После отца их было за ними помесье, незнамо в коем уезде:

У Еремы деревня, у Фомы селцо,

деревня пуста, а селцо без людей. Свой у них был покой и просторен —

у Еремы клеть, у Фомы изба.

Клеть пуста, а в ызбе никово. Ерема с Фомою торговыя люди, стали они за товаром сидеть:

Ерема за реткой, Фома за капустой.

Славно они живут, слатко пьют и едят, не попердывают. Захотелось им, двум братом, позавтрикати, вышли они на базар погулять.

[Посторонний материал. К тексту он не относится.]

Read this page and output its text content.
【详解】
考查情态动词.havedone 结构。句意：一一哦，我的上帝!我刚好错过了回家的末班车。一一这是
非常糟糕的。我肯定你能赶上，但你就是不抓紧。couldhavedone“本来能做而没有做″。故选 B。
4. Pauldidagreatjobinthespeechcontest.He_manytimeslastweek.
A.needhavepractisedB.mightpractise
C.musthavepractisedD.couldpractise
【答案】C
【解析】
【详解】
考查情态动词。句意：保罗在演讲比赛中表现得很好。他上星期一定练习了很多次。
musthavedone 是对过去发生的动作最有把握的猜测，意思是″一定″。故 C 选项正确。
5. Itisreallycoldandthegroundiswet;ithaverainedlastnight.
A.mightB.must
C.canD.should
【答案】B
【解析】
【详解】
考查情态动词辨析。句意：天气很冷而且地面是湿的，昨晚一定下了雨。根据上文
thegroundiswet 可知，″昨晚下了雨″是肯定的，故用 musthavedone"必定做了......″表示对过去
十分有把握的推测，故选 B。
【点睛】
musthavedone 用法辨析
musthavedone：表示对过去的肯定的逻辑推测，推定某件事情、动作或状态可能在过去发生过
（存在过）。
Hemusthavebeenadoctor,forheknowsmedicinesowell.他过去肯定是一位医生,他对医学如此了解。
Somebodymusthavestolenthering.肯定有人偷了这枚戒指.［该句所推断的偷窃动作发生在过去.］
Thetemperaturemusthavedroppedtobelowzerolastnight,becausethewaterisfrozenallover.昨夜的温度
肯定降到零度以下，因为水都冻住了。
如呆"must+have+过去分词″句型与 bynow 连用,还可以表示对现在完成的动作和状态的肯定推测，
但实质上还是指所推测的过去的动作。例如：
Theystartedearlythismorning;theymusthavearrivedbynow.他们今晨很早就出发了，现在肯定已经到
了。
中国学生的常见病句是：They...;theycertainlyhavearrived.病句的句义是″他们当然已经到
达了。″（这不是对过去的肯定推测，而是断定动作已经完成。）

Ерема сел в лавку, Фома на прилавок.

Долго они сидят ничего не едят, люди ядят, а они, аки оглядни, глядят, зевают да вздыхают, да усы потирают. И вставши они друг другу челом, а не ведома о чом.

На Ереме зипун, на Фоме кафтан, На Ереме шапка, на Фоме калпак, Ерема в лаптях, Фома в поршнях[3753], у Еремы мошна, у Фомы калита[3754].

Захотелось им, двум братом, к обедне итти:

Ерема вшел в церковь, Фома в олтарь, Ерема крестится, Фома кланеется, Ерема стал на крылос, Фома на другой, Ерема запел, а Фома завопил.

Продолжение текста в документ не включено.